Il pastore tedesco autistico era stato prelevato da un canile anni fa come deterrente per i ladri, quando il cognato aveva subito un furto in casa , una settimana dopo nonostante il pastore tedesco autistico, e uno dei due cani grandi, i ladri sono entrati e usciti senza subire danno, la suocera ricorda solo un gran abbaiare, il ladro si vede che è come mio cognato non ha paura dei cani, oppure aveva sentito il cognato dire ” non fanno male a nessuno” Chi lo sa ?

Ci vediamo domani se è nel nostro DNA

In verità i sottoposti, vengono salutati con un ” ci vediamo domani se è nel nostro destino”

Uno di loro, un ecuadoregno simpaticissimo, scappato dall’Ecuador per strani motivi, lasciando lì moglie gnocchissima ( visto foto) e figlio, è venuto in Italia e ha pensato bene di mettere subito incinta un altra ragazza sempre dei suoi posti, una ragazza giovanissima e sempre molto gnocca, da qui la seconda bambina. La sua vita sentimentale e sessuale è molto attiva, nonostante lui fisicamente sia tutto meno che un bell’uomo, anzi, ma la sua simpatia è talmente grande e secondo me deve avere anche qualcos’altro di grande per giustificare tutte le donne che si concedono.

Nato per lo spettacolo, faceva delle imitazioni divertentissime, la mia era fantastica, che mi voleva bene e mi rispettava lo si capiva perché la faceva con me presente, e dopo mi abbracciava.

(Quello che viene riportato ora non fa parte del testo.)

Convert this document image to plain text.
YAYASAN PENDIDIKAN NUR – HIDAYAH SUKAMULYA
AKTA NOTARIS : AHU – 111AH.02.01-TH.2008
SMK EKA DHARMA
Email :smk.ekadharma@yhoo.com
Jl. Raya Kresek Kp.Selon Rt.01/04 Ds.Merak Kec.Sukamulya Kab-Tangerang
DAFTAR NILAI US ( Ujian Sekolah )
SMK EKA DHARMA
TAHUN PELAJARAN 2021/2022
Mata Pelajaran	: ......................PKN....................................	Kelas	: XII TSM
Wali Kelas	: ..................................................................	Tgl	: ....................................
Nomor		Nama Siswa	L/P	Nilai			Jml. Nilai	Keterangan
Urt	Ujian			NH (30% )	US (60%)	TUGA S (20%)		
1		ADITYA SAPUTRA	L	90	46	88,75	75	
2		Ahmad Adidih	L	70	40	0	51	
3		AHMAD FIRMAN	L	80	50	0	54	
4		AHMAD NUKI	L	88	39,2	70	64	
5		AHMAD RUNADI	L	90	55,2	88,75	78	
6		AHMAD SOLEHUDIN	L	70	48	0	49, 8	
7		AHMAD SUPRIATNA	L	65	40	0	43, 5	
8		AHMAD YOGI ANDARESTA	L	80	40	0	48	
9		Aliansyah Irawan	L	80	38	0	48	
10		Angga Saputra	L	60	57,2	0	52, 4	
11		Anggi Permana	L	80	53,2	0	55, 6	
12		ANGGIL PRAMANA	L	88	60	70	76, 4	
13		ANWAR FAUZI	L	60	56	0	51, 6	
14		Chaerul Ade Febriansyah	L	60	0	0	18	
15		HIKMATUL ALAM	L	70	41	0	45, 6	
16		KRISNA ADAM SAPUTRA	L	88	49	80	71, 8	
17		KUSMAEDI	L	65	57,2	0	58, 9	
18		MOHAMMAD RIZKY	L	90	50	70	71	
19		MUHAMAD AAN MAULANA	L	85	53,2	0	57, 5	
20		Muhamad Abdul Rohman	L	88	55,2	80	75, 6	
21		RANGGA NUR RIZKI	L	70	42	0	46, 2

Il suo italiano era approssimativo, e spesso dovevo spiegargli il significato delle parole che gli dicevo, spesso offese (divertenti), lavorativamente era un disastro, nella mente aveva altro..

Alla sera quando ci salutiamo da anni è diventato prassi dire ” a domani se è nel nostro destino” da lui cambiata in ” se è nel nostro DNA” di cui non sapeva neanche il significato che ho dovuto spiegargli, per un po di tempo DNA ha preso il posto del destino.

Da tempo si è licenziato, e trovato altro lavoro, ma non si trova bene . Nel frattempo ha lasciato anche la seconda compagna e figlia, ora sta con un’altra mega figa, considerando che è povero, non è bello, io rimango della mia idea che di grande non ha solo la simpatia, gli ho proposto di fare il gigolò visto il successo con le donne ” non è nel mio DNA ” mi ha risposto, e forse neanche nel suo destino dico io.